Quality of reporting: not all Member States have fulfilled the obligation laid down in the Directives to report to the Commission on their implementation every three years. Some did not submit replies to the Implementation Questionnaire 2010-2012.

The Commission noted the highly variable nature of the quality and accuracy of the reports and information provided. Answers frequently only referred to national legislation or to answers given in previous reporting periods, without providing further information on the implementation of the directives on the ground, even when this was explicitly requested.

The Commission considered that the triennial implementation reports prepared by the Member States have not proven effective for verifying compliance with the directives, their implementation and their impact.

Directive 2002/96/EC on waste electrical and electronic equipment (WEEE): the current exercise covers the old WEEE Directive, which has since been replaced by the Directive 2012/19/EU.

The main findings are as follows:

·         all Member States have set up collection systems and have introduced:

(i) provisions for the environmentally sound treatment of WEEE;

(ii) measures to ensure financing by producers of the collection, treatment, recovery and environmentally sound disposal of WEEE from private households;

(iii) measures to ensure that producers provide relevant information to consumers and to WEEE treatment facilities.

·         more WEEE was collected, re-used/recycled and recovered between 2010 and 2012 than in the previous reporting period;

·         the amount of WEEE collected from households in the EU-27 increased from 2.97 million tonnes by the end of 2009 to 3.02 million tonnes by the end of 2012; 17 Member States met the target of collecting 4 kilogrammes per inhabitant of WEEE from households;

·         most Member States have achieved the specific re-use / recycling and recovery targets of the Directive: as far as consumer equipment is concerned, 26 Member States have reached the target of re-use / recycling 65% and the 75% valuation target. They also achieved the 50% reuse / recycling target and the 70% recycling target for household appliances.
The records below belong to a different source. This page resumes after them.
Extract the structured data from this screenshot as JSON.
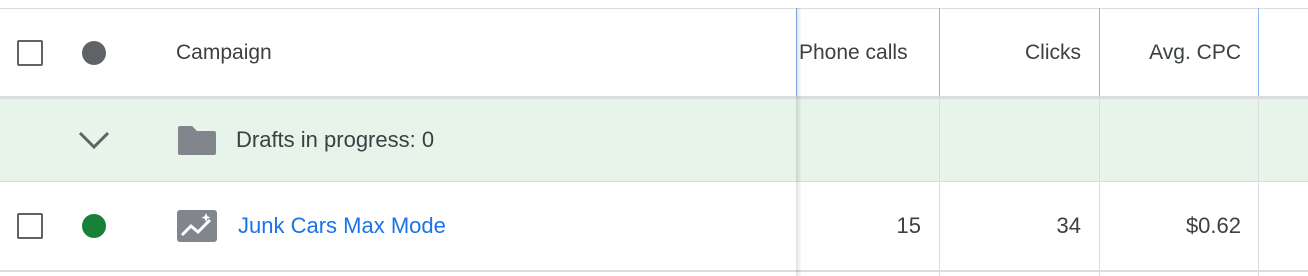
{
  "header": {
    "campaign_label": "Campaign",
    "phone_calls_label": "Phone calls",
    "clicks_label": "Clicks",
    "avg_cpc_label": "Avg. CPC",
    "status_dot_color": "#5f6368"
  },
  "drafts_row": {
    "label": "Drafts in progress: 0",
    "background": "#e6f4ea",
    "expanded": true
  },
  "campaigns": [
    {
      "name": "Junk Cars Max Mode",
      "status": "enabled",
      "status_color": "#188038",
      "type_icon": "performance-max-icon",
      "phone_calls": "15",
      "clicks": "34",
      "avg_cpc": "$0.62"
    }
  ]
}
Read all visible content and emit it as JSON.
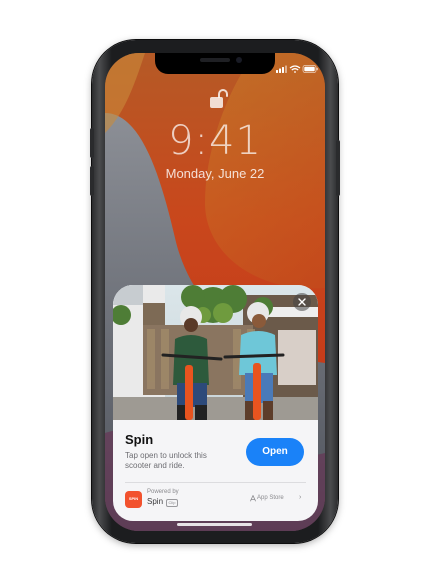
{
  "lock_screen": {
    "time": "9:41",
    "date": "Monday, June 22"
  },
  "app_clip_card": {
    "app_name": "Spin",
    "description": "Tap open to unlock this scooter and ride.",
    "open_button": "Open",
    "powered_by_label": "Powered by",
    "powered_by_name": "Spin",
    "clip_badge": "Clip",
    "app_store_link": "App Store",
    "logo_text": "SPIN",
    "chevron": "›"
  },
  "colors": {
    "accent": "#1a82f8",
    "brand": "#f2522e"
  },
  "icons": [
    "lock-open-icon",
    "cellular-icon",
    "wifi-icon",
    "battery-icon",
    "close-icon",
    "app-store-icon",
    "chevron-right-icon"
  ]
}
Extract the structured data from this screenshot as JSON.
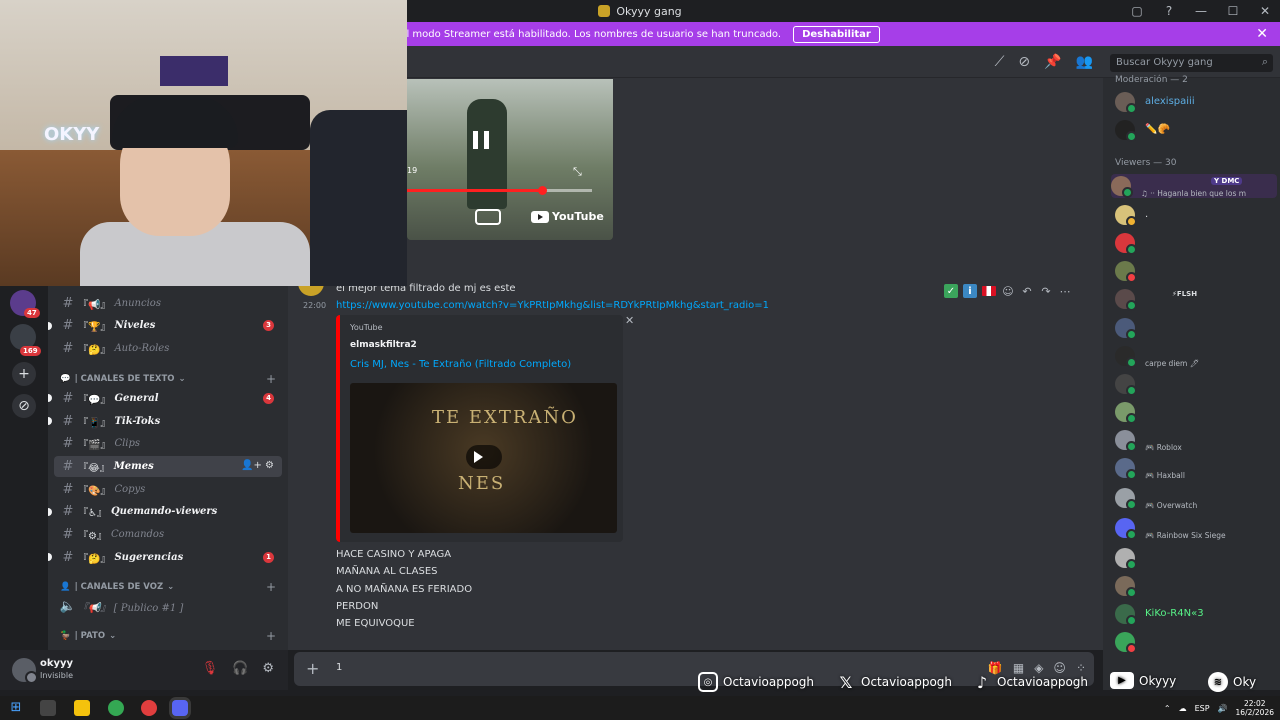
{
  "window": {
    "title": "Okyyy gang",
    "controls": [
      "▢",
      "?",
      "—",
      "☐",
      "✕"
    ]
  },
  "banner": {
    "text": "El modo Streamer está habilitado. Los nombres de usuario se han truncado.",
    "button": "Deshabilitar",
    "close": "✕"
  },
  "search": {
    "placeholder": "Buscar Okyyy gang",
    "icon": "⌕"
  },
  "header_icons": [
    "⟋",
    "⊘",
    "📌",
    "👥"
  ],
  "video_embed_top": {
    "brand": "YouTube",
    "counter": "19",
    "progress_fraction": 0.73
  },
  "messages": {
    "top_text": "el mejor tema filtrado de mj es este",
    "time": "22:00",
    "link": "https://www.youtube.com/watch?v=YkPRtIpMkhg&list=RDYkPRtIpMkhg&start_radio=1",
    "embed": {
      "provider": "YouTube",
      "author": "elmaskfiltra2",
      "title": "Cris MJ, Nes - Te Extraño (Filtrado Completo)",
      "thumb_line1": "TE EXTRAÑO",
      "thumb_line2": "NES"
    },
    "lines": [
      "HACE CASINO Y APAGA",
      "MAÑANA AL CLASES",
      "A NO MAÑANA ES FERIADO",
      "PERDON",
      "ME EQUIVOQUE"
    ],
    "hover_actions": [
      "✓",
      "i",
      "",
      "☺",
      "↶",
      "↷",
      "⋯"
    ]
  },
  "composer": {
    "plus": "+",
    "typed": "1",
    "tools": [
      "🎁",
      "▦",
      "◈",
      "☺",
      "⁘"
    ]
  },
  "rail": {
    "badges": [
      "47",
      "169"
    ],
    "add": "+",
    "explore": "⊘"
  },
  "channels": {
    "items": [
      {
        "emoji": "📢",
        "name": "Anuncios",
        "state": "muted",
        "badge": ""
      },
      {
        "emoji": "🏆",
        "name": "Niveles",
        "state": "unread",
        "badge": "3"
      },
      {
        "emoji": "🤔",
        "name": "Auto-Roles",
        "state": "muted",
        "badge": ""
      },
      {
        "emoji": "💬",
        "name": "General",
        "state": "unread",
        "badge": "4"
      },
      {
        "emoji": "📱",
        "name": "Tik-Toks",
        "state": "unread",
        "badge": ""
      },
      {
        "emoji": "🎬",
        "name": "Clips",
        "state": "muted",
        "badge": ""
      },
      {
        "emoji": "😂",
        "name": "Memes",
        "state": "active",
        "badge": ""
      },
      {
        "emoji": "🎨",
        "name": "Copys",
        "state": "muted",
        "badge": ""
      },
      {
        "emoji": "♿",
        "name": "Quemando-viewers",
        "state": "unread",
        "badge": ""
      },
      {
        "emoji": "⚙",
        "name": "Comandos",
        "state": "muted",
        "badge": ""
      },
      {
        "emoji": "🤔",
        "name": "Sugerencias",
        "state": "unread",
        "badge": "1"
      }
    ],
    "bracket": "『",
    "cat_text": "| CANALES DE TEXTO",
    "cat_voice": "| CANALES DE VOZ",
    "voice_channel": "『📢』 [ Publico #1 ]",
    "cat_pato": "| PATO",
    "active_actions": "👤+ ⚙"
  },
  "user": {
    "name": "okyyy",
    "status": "Invisible"
  },
  "members": {
    "group_mod": "Moderación — 2",
    "group_viewers": "Viewers — 30",
    "list": [
      {
        "name": "alexispaiii",
        "color": "#5dade2",
        "activity": "",
        "tag": "",
        "status": "#23a55a"
      },
      {
        "name": "✏️🥐",
        "color": "#e03e3e",
        "activity": "",
        "tag": "",
        "status": "#23a55a"
      },
      {
        "name": "",
        "color": "#e03e3e",
        "activity": "♫ ·· Haganla bien que los m",
        "tag": "Y DMC",
        "status": "#23a55a"
      },
      {
        "name": ".",
        "color": "#dbdee1",
        "activity": "",
        "tag": "",
        "status": "#f0b232"
      },
      {
        "name": "",
        "color": "#e03e3e",
        "activity": "",
        "tag": "",
        "status": "#23a55a"
      },
      {
        "name": "",
        "color": "#e03e3e",
        "activity": "",
        "tag": "",
        "status": "#f23f43"
      },
      {
        "name": "",
        "color": "#e03e3e",
        "activity": "",
        "tag": "⚡FLSH",
        "status": "#23a55a"
      },
      {
        "name": "",
        "color": "#e03e3e",
        "activity": "",
        "tag": "",
        "status": "#23a55a"
      },
      {
        "name": "",
        "color": "#e03e3e",
        "activity": "carpe diem 🖊",
        "tag": "",
        "status": "#23a55a"
      },
      {
        "name": "",
        "color": "#e03e3e",
        "activity": "",
        "tag": "",
        "status": "#23a55a"
      },
      {
        "name": "",
        "color": "#e03e3e",
        "activity": "",
        "tag": "",
        "status": "#23a55a"
      },
      {
        "name": "",
        "color": "#e03e3e",
        "activity": "🎮 Roblox",
        "tag": "",
        "status": "#23a55a"
      },
      {
        "name": "",
        "color": "#e03e3e",
        "activity": "🎮 Haxball",
        "tag": "",
        "status": "#23a55a"
      },
      {
        "name": "",
        "color": "#e03e3e",
        "activity": "🎮 Overwatch",
        "tag": "",
        "status": "#23a55a"
      },
      {
        "name": "",
        "color": "#e03e3e",
        "activity": "🎮 Rainbow Six Siege",
        "tag": "",
        "status": "#23a55a"
      },
      {
        "name": "",
        "color": "#e03e3e",
        "activity": "",
        "tag": "",
        "status": "#23a55a"
      },
      {
        "name": "",
        "color": "#e03e3e",
        "activity": "",
        "tag": "",
        "status": "#23a55a"
      },
      {
        "name": "KiKo-R4N«3",
        "color": "#57f287",
        "activity": "",
        "tag": "",
        "status": "#23a55a"
      },
      {
        "name": "",
        "color": "#e03e3e",
        "activity": "",
        "tag": "",
        "status": "#f23f43"
      }
    ]
  },
  "social": {
    "instagram": "Octavioappogh",
    "x": "Octavioappogh",
    "tiktok": "Octavioappogh",
    "youtube": "Okyyy",
    "spotify": "Oky"
  },
  "taskbar": {
    "lang": "ESP",
    "time": "22:02",
    "date": "16/2/2026",
    "tray_icons": [
      "⌃",
      "☁",
      "🔊"
    ]
  },
  "webcam": {
    "neon": "OKYY"
  }
}
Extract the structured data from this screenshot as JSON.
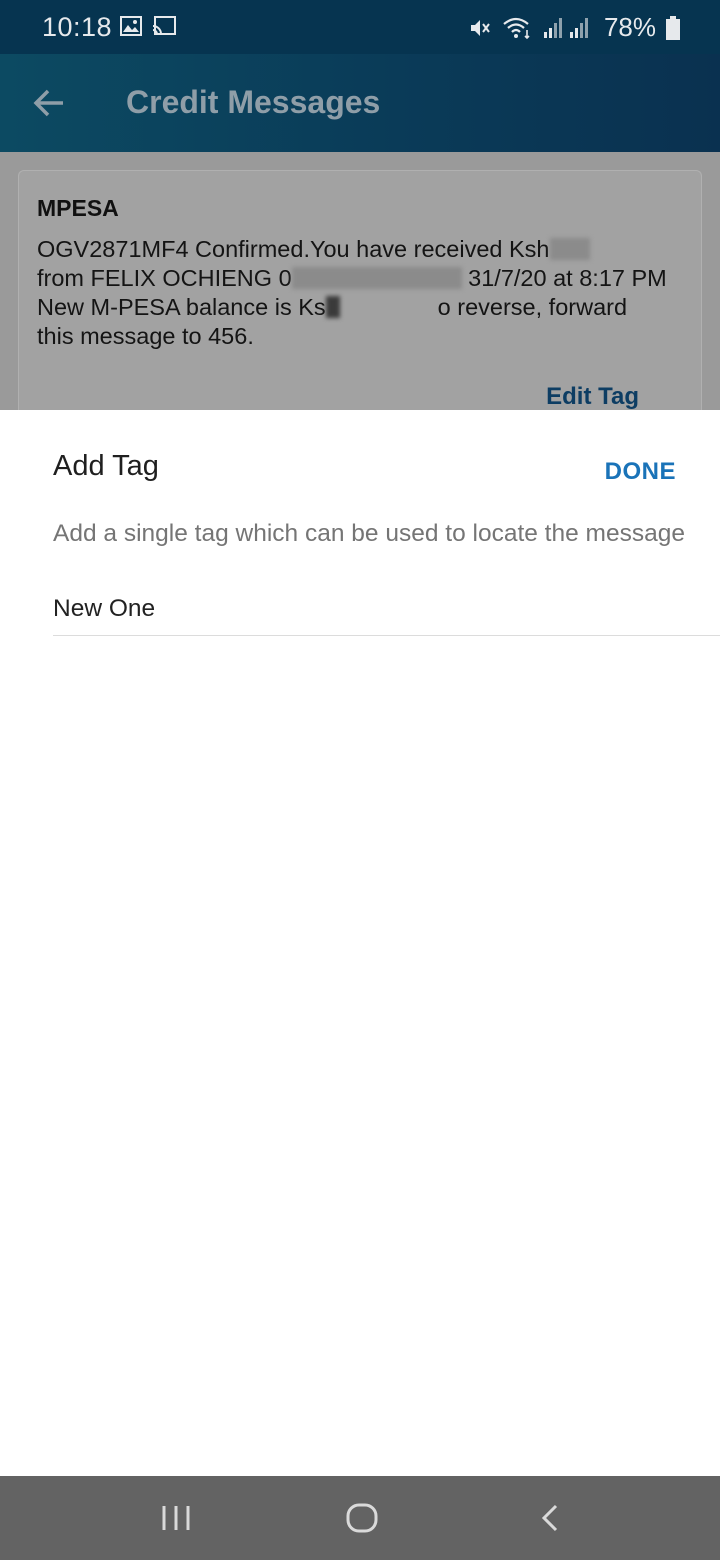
{
  "status_bar": {
    "time": "10:18",
    "battery": "78%"
  },
  "app_bar": {
    "title": "Credit Messages"
  },
  "message_card": {
    "sender": "MPESA",
    "line1_prefix": "OGV2871MF4 Confirmed.You have received Ksh",
    "line2_prefix": "from FELIX  OCHIENG 0",
    "line2_suffix": " 31/7/20 at 8:17 PM",
    "line3_prefix": "New M-PESA balance is Ks",
    "line3_suffix": "o reverse, forward",
    "line4": "this message to 456.",
    "edit_tag_label": "Edit Tag"
  },
  "dialog": {
    "title": "Add Tag",
    "done_label": "DONE",
    "subtitle": "Add a single tag which can be used to locate the message",
    "input_value": "New One"
  },
  "colors": {
    "status_bar": "#063450",
    "accent": "#1a73b8",
    "nav_bar": "#636363"
  }
}
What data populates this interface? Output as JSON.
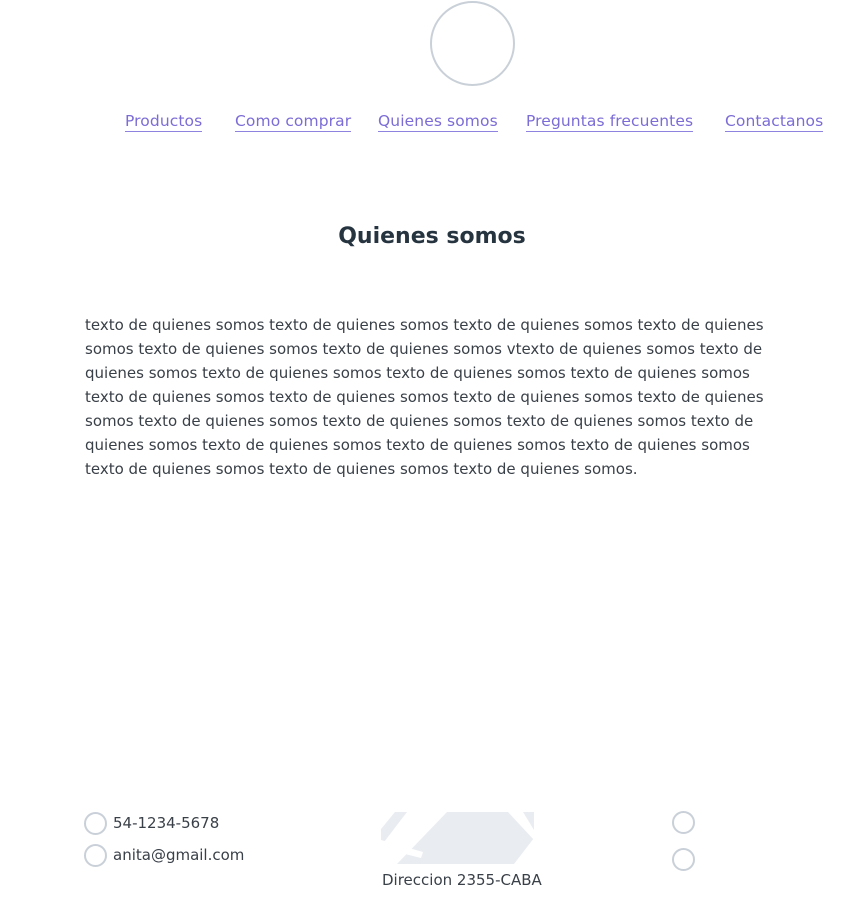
{
  "nav": {
    "items": [
      {
        "label": "Productos"
      },
      {
        "label": "Como comprar"
      },
      {
        "label": "Quienes somos"
      },
      {
        "label": "Preguntas frecuentes"
      },
      {
        "label": "Contactanos"
      }
    ]
  },
  "main": {
    "title": "Quienes somos",
    "text": "texto de quienes somos texto de quienes somos texto de quienes somos texto de quienes somos texto de quienes somos texto de quienes somos vtexto de quienes somos texto de quienes somos texto de quienes somos texto de quienes somos texto de quienes somos texto de quienes somos texto de quienes somos texto de quienes somos texto de quienes somos texto de quienes somos texto de quienes somos texto de quienes somos texto de quienes somos texto de quienes somos texto de quienes somos texto de quienes somos texto de quienes somos texto de quienes somos texto de quienes somos."
  },
  "footer": {
    "phone": "54-1234-5678",
    "email": "anita@gmail.com",
    "address": "Direccion 2355-CABA",
    "icons": {
      "phone": "phone-icon",
      "email": "email-icon",
      "map": "map-icon",
      "social_1": "social-icon",
      "social_2": "social-icon"
    }
  },
  "colors": {
    "link": "#7b6cd6",
    "heading": "#263440",
    "icon_outline": "#c9d0d8",
    "map_fill": "#e9ecf1"
  }
}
·         most Member States reached the Directive’s category-specific targets for re-use/recycling and recovery. With regard to consumer equipment, 26 Member States reached the 65% re-use/recycling target and the 75% recovery target. They also achieved the 50% re-use/recycling target and the 70% recovery target for household appliances.

General conclusions: the Commission considered that Member States should make greater efforts to improve the quality, reliability and comparability of data for assessing waste management performance. They could do this by benchmarking reporting methodologies and introducing a data quality check report, so that when reporting on the achievement of the targets set out in the legislation, Member States use the most recent and harmonised methodology.

The Commission recalled that in the recent review of waste policy and legislation, it proposed to repeal provisions obliging Member States to produce triennial implementation reports and to base compliance monitoring exclusively on quality statistical data that Member States must provide the Commission with annually.